Crucé el vestíbulo de taquillas. El cartel de "cerrado" en las dos ventanillas y sillas vacías al otro lado del cristal. Me detuve en la puerta y mi mirada recorrió el aparcamiento. Había tres coches: el Renault, un Toledo blanco y un Fiat también blanco. Éste no se encontraba antes allí. A unos cien metros tenía la pequeña rotonda donde confluían cuatro calles. Mi vista recorrió las calzadas, aceras y soportales. No se veían viandantes. Al fondo de Granaderos se movieron un par de coches, conducidos por hombres.

Las cuatro y ocho. Cuando me dirigía a los servicio, en el reloj del andén faltaban cinco minutos para las cuatro. El golpe lo había recibido hacía unos siete minutos. Poco tiempo, o ya demasiado.

Demasiado si se dispone de un coche. Pero la gitana, si era ella quien me había golpeado, pertenecía al gremio de los peatones, por eso se encontraba en la estación, para coger un tren, por eso cargaba con una bolsa. Había sido un asalto espontáneo, aprovechando las circunstancias, no premeditado.

Dirigí mis pasos a la cafetería. Retiré el pañuelo de la herida, ya no sangraba, y lo guardé en el bolsillo.

Dos clientes ocupaban ahora la barra, dos palurdos, los conocía de vista, no robaban carteras. El Fiat era suyo. El chico ponía cubitos de hielo en dos vasos, la cafetera llenaba dos tazas. Sólo los dos palurdos —traje de cincuenta euros, de tono pizarra, y corbata, a pesar del calor— volvieron la mirada, pero su expresión me indicó que estaban en otra historia, si hubieran visto a la gitana sus manos estarían dibujando curvas en el aire. El chico sirvió los cafés y me miró. Desistí de contarle nada, cuantas menos palabras, mejor. Di media vuelta y regresé a la calle.

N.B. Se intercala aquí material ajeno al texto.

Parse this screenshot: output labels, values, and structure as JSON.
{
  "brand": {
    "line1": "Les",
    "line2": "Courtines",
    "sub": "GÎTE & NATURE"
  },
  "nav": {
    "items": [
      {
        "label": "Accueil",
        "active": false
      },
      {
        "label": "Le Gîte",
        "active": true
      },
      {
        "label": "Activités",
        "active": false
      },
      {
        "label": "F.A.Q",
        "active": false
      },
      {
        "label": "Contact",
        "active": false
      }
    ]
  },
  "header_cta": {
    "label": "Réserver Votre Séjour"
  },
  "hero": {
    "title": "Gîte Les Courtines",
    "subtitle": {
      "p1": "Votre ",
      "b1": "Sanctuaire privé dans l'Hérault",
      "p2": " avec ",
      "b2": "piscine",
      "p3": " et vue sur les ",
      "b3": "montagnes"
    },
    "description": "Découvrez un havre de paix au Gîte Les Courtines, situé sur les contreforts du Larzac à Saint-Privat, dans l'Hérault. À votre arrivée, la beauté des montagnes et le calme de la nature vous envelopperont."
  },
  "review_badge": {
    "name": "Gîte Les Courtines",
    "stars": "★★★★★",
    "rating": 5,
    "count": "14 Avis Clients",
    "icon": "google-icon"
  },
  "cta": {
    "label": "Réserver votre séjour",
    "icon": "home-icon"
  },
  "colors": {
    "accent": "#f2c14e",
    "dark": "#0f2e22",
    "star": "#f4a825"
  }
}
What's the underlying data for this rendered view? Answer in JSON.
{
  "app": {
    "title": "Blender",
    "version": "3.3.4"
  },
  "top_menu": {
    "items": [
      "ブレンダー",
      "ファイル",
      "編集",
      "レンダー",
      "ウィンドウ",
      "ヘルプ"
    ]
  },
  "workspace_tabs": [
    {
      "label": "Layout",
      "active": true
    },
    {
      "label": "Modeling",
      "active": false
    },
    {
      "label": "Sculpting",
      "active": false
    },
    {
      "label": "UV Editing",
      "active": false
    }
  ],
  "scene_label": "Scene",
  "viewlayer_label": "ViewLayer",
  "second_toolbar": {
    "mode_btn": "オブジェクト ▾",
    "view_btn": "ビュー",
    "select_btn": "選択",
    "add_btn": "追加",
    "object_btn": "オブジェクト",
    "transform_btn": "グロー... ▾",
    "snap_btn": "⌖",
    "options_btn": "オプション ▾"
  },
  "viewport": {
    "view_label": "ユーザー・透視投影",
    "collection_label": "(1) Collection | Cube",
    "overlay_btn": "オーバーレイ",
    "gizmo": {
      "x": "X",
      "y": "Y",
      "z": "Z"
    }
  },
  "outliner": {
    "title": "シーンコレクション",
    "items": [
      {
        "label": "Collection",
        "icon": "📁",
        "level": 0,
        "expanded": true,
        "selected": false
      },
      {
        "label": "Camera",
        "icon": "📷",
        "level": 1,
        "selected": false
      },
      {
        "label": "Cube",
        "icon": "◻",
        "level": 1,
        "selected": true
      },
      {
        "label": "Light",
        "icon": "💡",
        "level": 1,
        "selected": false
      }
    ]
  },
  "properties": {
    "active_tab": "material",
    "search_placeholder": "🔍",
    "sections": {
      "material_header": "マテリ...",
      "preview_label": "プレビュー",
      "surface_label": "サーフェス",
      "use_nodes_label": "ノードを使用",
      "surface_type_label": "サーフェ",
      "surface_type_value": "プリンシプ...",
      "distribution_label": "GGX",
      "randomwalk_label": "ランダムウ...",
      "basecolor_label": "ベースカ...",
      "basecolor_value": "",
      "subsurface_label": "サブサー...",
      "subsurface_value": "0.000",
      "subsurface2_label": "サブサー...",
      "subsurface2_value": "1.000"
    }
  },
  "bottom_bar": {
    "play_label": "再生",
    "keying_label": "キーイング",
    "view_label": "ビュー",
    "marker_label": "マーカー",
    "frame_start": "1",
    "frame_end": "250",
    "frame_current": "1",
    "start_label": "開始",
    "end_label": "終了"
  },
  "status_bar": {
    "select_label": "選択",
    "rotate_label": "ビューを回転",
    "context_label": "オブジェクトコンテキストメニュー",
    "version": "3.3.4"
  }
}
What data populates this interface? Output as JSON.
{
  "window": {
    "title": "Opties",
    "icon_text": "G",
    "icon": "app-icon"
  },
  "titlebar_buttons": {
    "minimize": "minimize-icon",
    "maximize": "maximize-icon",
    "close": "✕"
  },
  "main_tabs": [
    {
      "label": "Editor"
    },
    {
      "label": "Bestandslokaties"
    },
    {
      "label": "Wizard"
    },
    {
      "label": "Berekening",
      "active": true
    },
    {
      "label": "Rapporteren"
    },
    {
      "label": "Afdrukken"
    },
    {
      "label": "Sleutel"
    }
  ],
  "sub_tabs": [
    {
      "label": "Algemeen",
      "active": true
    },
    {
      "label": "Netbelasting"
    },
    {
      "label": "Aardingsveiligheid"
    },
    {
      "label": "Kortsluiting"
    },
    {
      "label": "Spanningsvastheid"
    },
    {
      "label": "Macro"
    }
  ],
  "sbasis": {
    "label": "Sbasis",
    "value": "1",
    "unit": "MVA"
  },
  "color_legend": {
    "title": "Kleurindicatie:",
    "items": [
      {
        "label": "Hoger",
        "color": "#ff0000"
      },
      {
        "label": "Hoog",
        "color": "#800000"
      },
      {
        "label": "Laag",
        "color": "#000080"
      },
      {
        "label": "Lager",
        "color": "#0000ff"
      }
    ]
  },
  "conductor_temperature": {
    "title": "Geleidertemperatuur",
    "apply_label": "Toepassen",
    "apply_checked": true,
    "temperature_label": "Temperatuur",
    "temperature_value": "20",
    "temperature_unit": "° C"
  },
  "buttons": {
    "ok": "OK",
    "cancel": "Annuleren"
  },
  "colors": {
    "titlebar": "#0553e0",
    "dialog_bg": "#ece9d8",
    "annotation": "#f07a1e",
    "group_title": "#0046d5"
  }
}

Trepé al Renault y giré en Faustino Crespo. Bajé las ventanillas. Alfarrás... Maldonado... Casabermeja... Volviendo la cabeza a derecha e izquierda, buscando una mancha violeta al fondo de la calle, una cola de caballo azabache doblando una esquina, desapareciendo en un portal.

Conduje durante una hora. Las calles estaban vacías, el tráfico era casi nulo y, cualquier movimiento, por alejado que se produjera, atraía mi atención.

La gitana se había esfumado. Podía haber tomado cualquier dirección: norte o sur, este u oeste. Si no era idiota tenía que saber que la estaba buscando, incluso podía haberla denunciado y tendría a los hombres del saco tras ella; se habría escondido en cualquier covacha de Mataderos o de Puerta Cuartos, o en el distrito de las luces rojas.

Daba por perdidos el medio billete; gruñiría cada vez que me tocara la cabeza; dejaría a la Buena Suerte el trabajo de encontrarla.

Había descendido en la escala social algunos peldaños: las letras de mi nombre resplandecían ya en la zona reservada a los Primos.